I’m still watching as there are enough things to keep me coming back, but I think this will be a largely forgettable series after I finish.

I watched the whole thing and mostly liked it. The latency wasn’t a deal-breaker for me, I just went with they “they edited it out” attitude, though the “Today is the LAST DAY WE CAN TALK” as an absolute cutoff was a bit odd. So yesterday you have to wait 21 seconds, today it’s 22, and that’s the cutoff?

The botanist being a total newbie was bizarre as hell. No WAY would they have done that. I mean, yeah, most missions prior to a Mars trip would not have had a need for a botanist - except maybe to establish some garden areas on the moon, but still… they’d at least have wanted to send the person up on a short trip to make sure he didn’t go bugfuck in space, or be violently space-sick the whole time, or whatever.

The technical issues seem to have been added just to create drama - the bit with the solar panel not unfolding and the untethered walk, the water recycler. That kind of thing would seem to be very much a plug-and-play module, rather than requiring tons of disassembling / rerouting. Unplug an inbound feeder pipe and outbound clean-water pipe, swap it out, reconnect, and done.

It occurs to me that they could have tried dumping fresh urine on the plants they had to let die, too - I know undiluted urine isn’t great, but it’s better than nothing, and it’s not like the recycler would have been able to process that pee.
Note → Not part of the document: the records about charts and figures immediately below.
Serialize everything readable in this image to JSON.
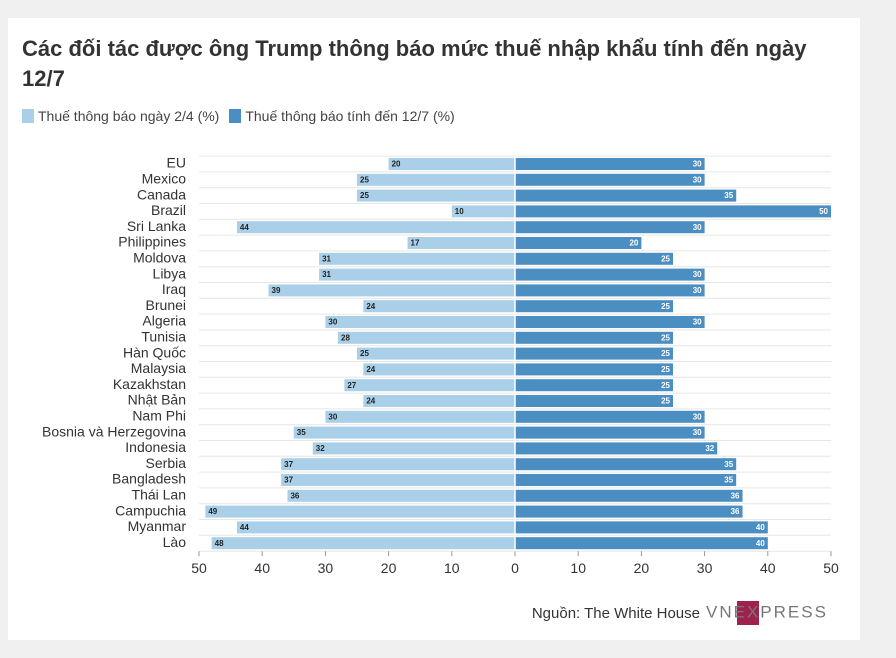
{
  "chart_data": {
    "type": "butterfly-bar",
    "title": "Các đối tác được ông Trump thông báo mức thuế nhập khẩu tính đến ngày 12/7",
    "categories": [
      "EU",
      "Mexico",
      "Canada",
      "Brazil",
      "Sri Lanka",
      "Philippines",
      "Moldova",
      "Libya",
      "Iraq",
      "Brunei",
      "Algeria",
      "Tunisia",
      "Hàn Quốc",
      "Malaysia",
      "Kazakhstan",
      "Nhật Bản",
      "Nam Phi",
      "Bosnia và Herzegovina",
      "Indonesia",
      "Serbia",
      "Bangladesh",
      "Thái Lan",
      "Campuchia",
      "Myanmar",
      "Lào"
    ],
    "series": [
      {
        "name": "Thuế thông báo ngày 2/4 (%)",
        "color": "#a9d0e8",
        "values": [
          20,
          25,
          25,
          10,
          44,
          17,
          31,
          31,
          39,
          24,
          30,
          28,
          25,
          24,
          27,
          24,
          30,
          35,
          32,
          37,
          37,
          36,
          49,
          44,
          48
        ]
      },
      {
        "name": "Thuế thông báo tính đến 12/7 (%)",
        "color": "#4a8ec2",
        "values": [
          30,
          30,
          35,
          50,
          30,
          20,
          25,
          30,
          30,
          25,
          30,
          25,
          25,
          25,
          25,
          25,
          30,
          30,
          32,
          35,
          35,
          36,
          36,
          40,
          40
        ]
      }
    ],
    "xlim": [
      -50,
      50
    ],
    "xticks": [
      {
        "value": -50,
        "label": "50"
      },
      {
        "value": -40,
        "label": "40"
      },
      {
        "value": -30,
        "label": "30"
      },
      {
        "value": -20,
        "label": "20"
      },
      {
        "value": -10,
        "label": "10"
      },
      0,
      10,
      20,
      30,
      40,
      50
    ],
    "source": "Nguồn: The White House",
    "logo": "VNEXPRESS"
  }
}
I do hope they had plant seeds along as well, to at least try to recover that portion of the fellow’s mission - otherwise he’s suddenly 100% useless. Might as well kill him and save his water ration for everyone else. At least in The Martian, Watney was trained to do a bunch of other stuff.

The space blindness was a new thing to me - I’d never heard of such a thing but it’s a real concern. It’s not clear whether Misha’s eyes would improve once he’s in some gravity; the reports of actual cases of vision impairment among astronauts on the ISS don’t address that.

I did not follow the whole “spacewalk, collect ice crystals” logic. As far as i could tell, the plan was “drill a hole, the water will sublime/freeze and stick to our suits, then we’ll scrape it off”, right? Seems like there’d be a slightly more reliable way to collect the water than that, even if it did require going outside and drilling a hole.